Through those centuries, Catholic schools have always sought to proclaim the Gospel within the teachings of the Catholic Church to the children of our parishes, Catholic and non-Catholic alike. Families today throughout the Diocese of Richmond make significant sacrifices to educate their children in Catholic schools. While families often stretch to make tuition payments, they do so for one consistent reason: they desire their children to know the love of Jesus Christ through the teachings of His Catholic Church. In today’s ever-more secular society some public schools increasingly teach ideas that are contrary to the faith – and sometimes even hostile to it. Our Catholic schools seek to be places of evangelization, which direct the heart of the child toward Jesus in unity with the formation of the Christian family.

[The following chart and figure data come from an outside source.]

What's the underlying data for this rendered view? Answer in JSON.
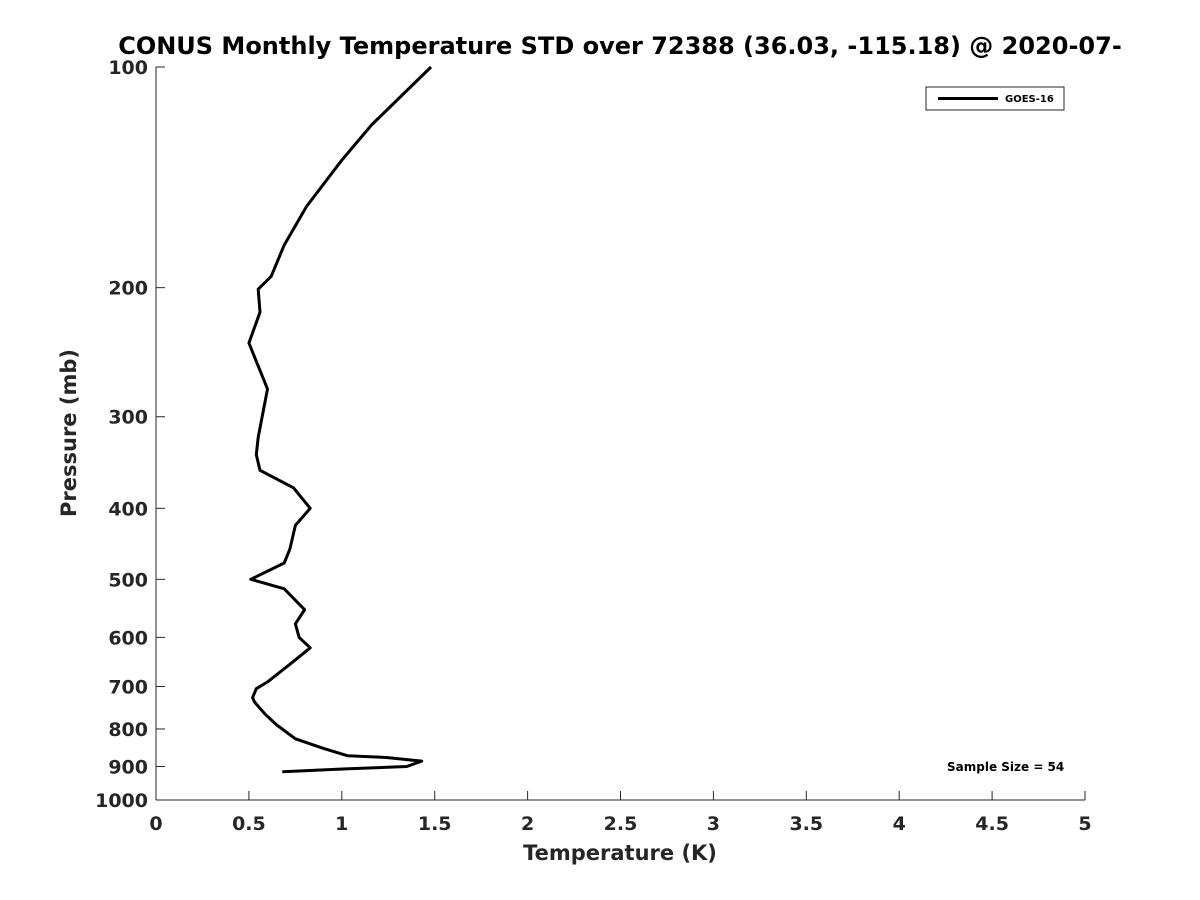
{
  "chart_data": {
    "type": "line",
    "title": "CONUS Monthly Temperature STD over 72388 (36.03, -115.18) @ 2020-07-",
    "xlabel": "Temperature (K)",
    "ylabel": "Pressure (mb)",
    "xlim": [
      0,
      5
    ],
    "ylim": [
      1000,
      100
    ],
    "y_scale": "log",
    "y_reversed": true,
    "grid": false,
    "legend_position": "top-right",
    "x_ticks": [
      "0",
      "0.5",
      "1",
      "1.5",
      "2",
      "2.5",
      "3",
      "3.5",
      "4",
      "4.5",
      "5"
    ],
    "y_ticks": [
      "100",
      "200",
      "300",
      "400",
      "500",
      "600",
      "700",
      "800",
      "900",
      "1000"
    ],
    "line_color": "#000000",
    "series": [
      {
        "name": "GOES-16",
        "points": [
          {
            "x": 1.48,
            "y": 100
          },
          {
            "x": 1.16,
            "y": 120
          },
          {
            "x": 1.0,
            "y": 134
          },
          {
            "x": 0.81,
            "y": 155
          },
          {
            "x": 0.69,
            "y": 175
          },
          {
            "x": 0.62,
            "y": 193
          },
          {
            "x": 0.55,
            "y": 201
          },
          {
            "x": 0.56,
            "y": 216
          },
          {
            "x": 0.5,
            "y": 238
          },
          {
            "x": 0.6,
            "y": 275
          },
          {
            "x": 0.55,
            "y": 320
          },
          {
            "x": 0.54,
            "y": 338
          },
          {
            "x": 0.56,
            "y": 355
          },
          {
            "x": 0.74,
            "y": 375
          },
          {
            "x": 0.83,
            "y": 400
          },
          {
            "x": 0.75,
            "y": 422
          },
          {
            "x": 0.72,
            "y": 455
          },
          {
            "x": 0.69,
            "y": 475
          },
          {
            "x": 0.51,
            "y": 500
          },
          {
            "x": 0.69,
            "y": 515
          },
          {
            "x": 0.8,
            "y": 550
          },
          {
            "x": 0.75,
            "y": 575
          },
          {
            "x": 0.77,
            "y": 600
          },
          {
            "x": 0.83,
            "y": 620
          },
          {
            "x": 0.73,
            "y": 650
          },
          {
            "x": 0.6,
            "y": 690
          },
          {
            "x": 0.54,
            "y": 705
          },
          {
            "x": 0.52,
            "y": 725
          },
          {
            "x": 0.53,
            "y": 735
          },
          {
            "x": 0.59,
            "y": 765
          },
          {
            "x": 0.65,
            "y": 790
          },
          {
            "x": 0.75,
            "y": 825
          },
          {
            "x": 0.9,
            "y": 850
          },
          {
            "x": 1.03,
            "y": 870
          },
          {
            "x": 1.24,
            "y": 875
          },
          {
            "x": 1.43,
            "y": 885
          },
          {
            "x": 1.35,
            "y": 900
          },
          {
            "x": 1.02,
            "y": 907
          },
          {
            "x": 0.68,
            "y": 915
          }
        ]
      }
    ],
    "annotation": "Sample Size = 54"
  }
}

What makes a school Catholic? There are important externals, of course. The school should have a Catholic ethos, where the images, words and feel of Catholicism are imbued. The central symbols of our faith should be prevalent and children should have every opportunity to encounter the images of the Saints and Christ Crucified. The Real Presence of Jesus in the Eucharist in the school’s chapel or parish’s church is readily available for a visit. The Sacraments are celebrated: students know the strength of the Eucharist each week and the forgiveness of the Sacrament of Penance whenever it is needed.
What happens in the classroom, on the playing fields and in the hallways is also important. What makes a school Catholic is the ever-present view that every day, every interaction is an opportunity to lead a student or his or her family closer to Jesus through the love of His Catholic Church.

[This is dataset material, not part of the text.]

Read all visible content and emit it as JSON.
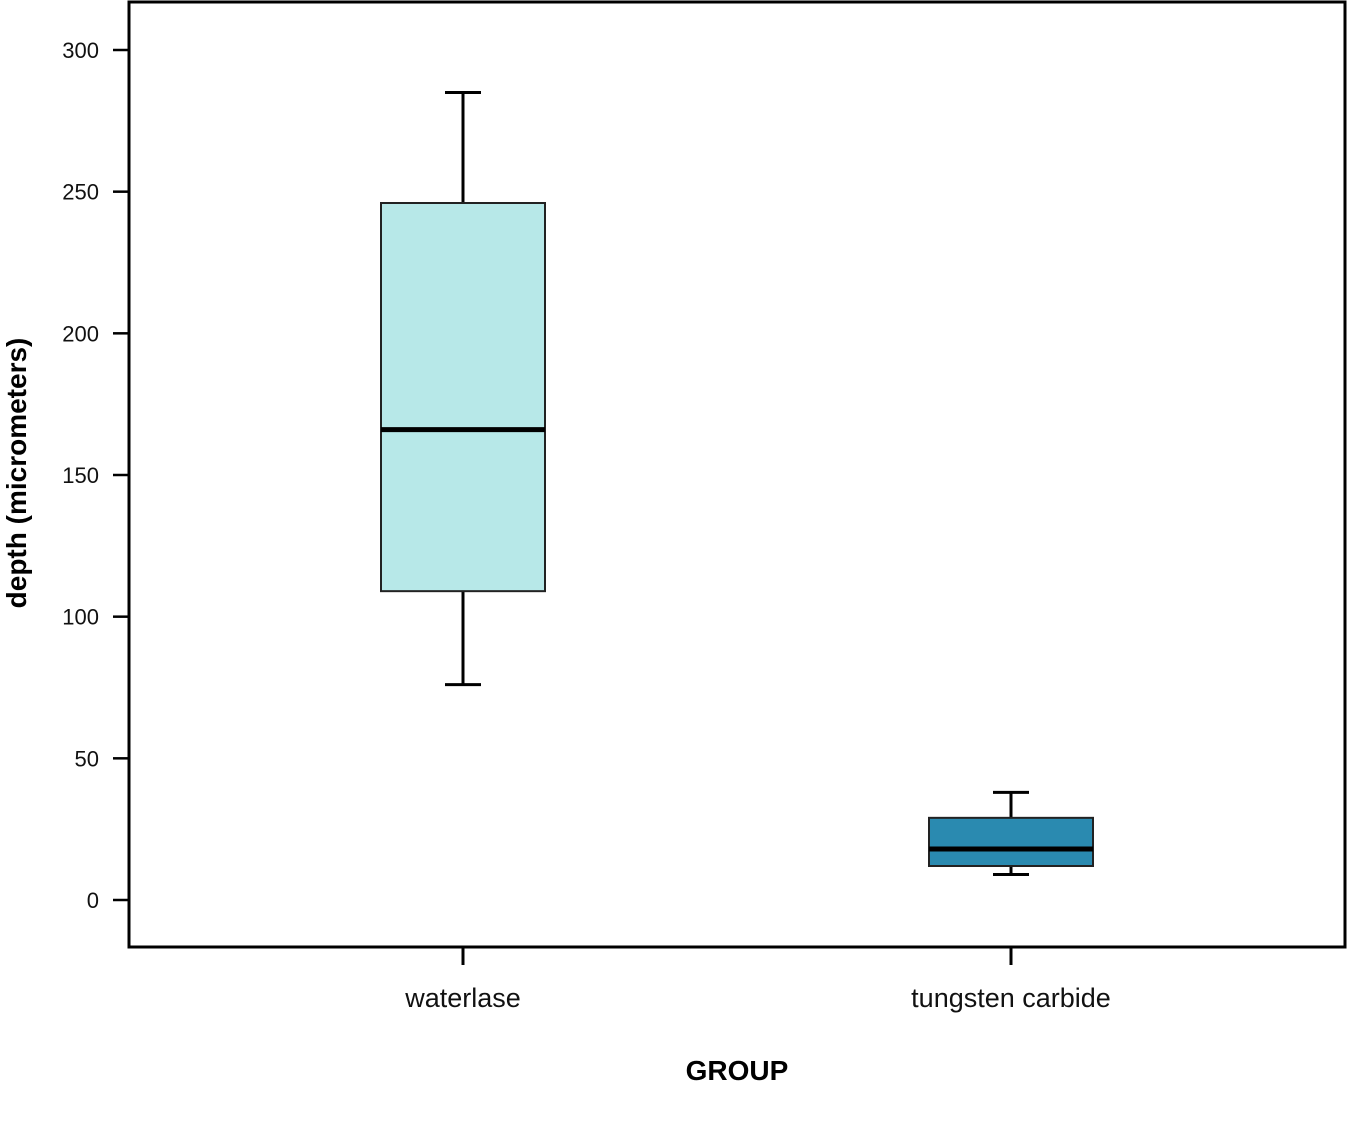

When a student as endearing as a preschooler or as ready-to-graduate as a high school senior is a part of a Catholic school, no matter what circumstance the student faces, the answer from faculty, staff, friends and coaches is always one that is centered on faith in God and His plan for us. That means parents never need wonder if the school is teaching something different than what they teach at home. That means students hear the Good News of Jesus in moments of growth and challenge alike. It also means the student can rest in confidence knowing that she or he is in a safe environment where the most constant desire of teachers and staff is to raise them up to know God’s love and will in their lives. When mistakes happen, mercy abides. When accomplishments are celebrated, God is glorified.
What else makes our schools Catholic? Our hallways are filled with the future Saints of the Church. Pray for them. Love them. Believe in them.
Fr. Beeman, pastor of Holy Trinity, Norfolk, is Vicar for Catholic Mission and Identity for Catholic Education.